S’appuyer sur les startups pour créer sa plateforme de services

Pour pouvoir délivrer un portefeuille de services capable de renforcer la proximité directe avec les particuliers ou les entreprises, certaines compagnies optent pour des partenariats avec des startups de l’AssurTech.

La MAIF, par exemple, s’est alliée à la startup CBIEN.com, une plateforme cloud à destination des personnes qui souhaitent faire l’inventaire de leurs biens et ainsi pouvoir estimer leur valeur précise en cas de vol. Du côté santé, CNP Assurance s’est associée avec la startup française Concilio pour mettre à disposition de ses assurés une plateforme de service « Lyfe » regroupant une base de données de 15 000 médecins, afin de leur permettre d’identifier rapidement les praticiens en fonction de leur pathologie.

L’humain, comme acteur principal

Et si grâce aux informations recueillies, l’IA amenait les assureurs à couvrir de nouveaux risques ? Grâce aux nouveaux algorithmes il va être possible d’assurer d’avantage en évaluant mieux les risques et les individus : chacun aurait un contrat différent de son voisin et accès uniquement aux services dont il a besoin. Reste encore à voir si les professionnels de l’assurance sont prêts à gérer un niveau de personnalisation aussi élevé, et si les clients sont prêts à accepter qu’une entité dispose d’autant d’informations sur lui.

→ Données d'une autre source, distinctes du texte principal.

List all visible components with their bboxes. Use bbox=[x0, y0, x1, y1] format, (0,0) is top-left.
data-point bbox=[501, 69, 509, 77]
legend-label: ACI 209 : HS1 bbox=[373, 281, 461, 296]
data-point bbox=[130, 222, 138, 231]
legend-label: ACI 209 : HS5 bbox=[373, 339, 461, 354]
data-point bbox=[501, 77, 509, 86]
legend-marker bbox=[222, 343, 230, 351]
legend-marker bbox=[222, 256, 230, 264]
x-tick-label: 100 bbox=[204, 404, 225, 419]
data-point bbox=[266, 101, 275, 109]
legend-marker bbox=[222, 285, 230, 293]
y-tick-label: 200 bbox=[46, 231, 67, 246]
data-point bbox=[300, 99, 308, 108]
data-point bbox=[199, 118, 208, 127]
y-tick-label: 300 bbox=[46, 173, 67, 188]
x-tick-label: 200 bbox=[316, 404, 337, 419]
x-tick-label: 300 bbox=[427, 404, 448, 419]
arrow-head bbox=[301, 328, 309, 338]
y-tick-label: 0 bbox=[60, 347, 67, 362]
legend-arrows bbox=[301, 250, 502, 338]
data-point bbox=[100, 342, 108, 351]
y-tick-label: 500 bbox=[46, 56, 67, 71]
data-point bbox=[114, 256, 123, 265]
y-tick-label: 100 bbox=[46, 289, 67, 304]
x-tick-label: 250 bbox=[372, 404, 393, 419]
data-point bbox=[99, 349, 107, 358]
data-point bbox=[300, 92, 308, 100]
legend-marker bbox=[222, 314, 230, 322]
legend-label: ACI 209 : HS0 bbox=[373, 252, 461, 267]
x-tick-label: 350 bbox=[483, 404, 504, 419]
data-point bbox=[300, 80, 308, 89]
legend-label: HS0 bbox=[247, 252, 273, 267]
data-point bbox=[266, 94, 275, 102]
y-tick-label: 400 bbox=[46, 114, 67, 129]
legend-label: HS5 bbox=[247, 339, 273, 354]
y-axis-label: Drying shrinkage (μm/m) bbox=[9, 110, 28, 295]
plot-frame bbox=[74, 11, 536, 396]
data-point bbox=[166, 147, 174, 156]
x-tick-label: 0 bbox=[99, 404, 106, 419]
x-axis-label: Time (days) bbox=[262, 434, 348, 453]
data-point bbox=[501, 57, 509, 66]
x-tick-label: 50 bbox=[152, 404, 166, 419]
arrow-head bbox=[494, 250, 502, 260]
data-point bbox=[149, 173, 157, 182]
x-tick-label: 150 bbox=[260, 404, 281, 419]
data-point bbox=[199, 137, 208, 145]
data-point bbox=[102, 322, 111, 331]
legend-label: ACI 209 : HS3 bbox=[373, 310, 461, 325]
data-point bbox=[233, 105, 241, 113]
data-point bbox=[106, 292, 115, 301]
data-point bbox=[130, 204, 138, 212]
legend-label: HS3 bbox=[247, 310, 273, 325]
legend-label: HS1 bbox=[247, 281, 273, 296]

Si l’ensemble de ces initiatives illustrent la volonté d’offrir de nouveaux services aux assurés, elles ont aussi pour effet de mettre en avant l’importance de la dimension humaine. Dans le cas de la déclaration d’un sinistre, même si les outils digitaux permettent de réaliser vos démarches en complète autonomie, comme avec le e-constat, au final c’est bien le gestionnaire ou l’expert qui sera à même de répondre rapidement ou non à votre demande. La tendance pourrait être de se limiter à une utilisation de la data en début de chaîne, lors de la souscription, quand elle permet d’améliorer l’expérience de l’assuré tout au long de la vie de son contrat. Ce phénomène de digitalisation du contact ne signifie pas que les interactions humaines vont disparaître. Elle reflète davantage un changement des modes de communication et une hausse du self-care.

Les services, même s’ils se digitalisent, nécessiteront toujours à un moment ou à un autre d’avoir un contact réel entre le professionnel de l’assurance et son assuré. L’enjeu pour les assurances est donc d’arriver à se transformer et à mettre en place l’organisation adéquate pour conjuguer efficacement services digitaux et humains.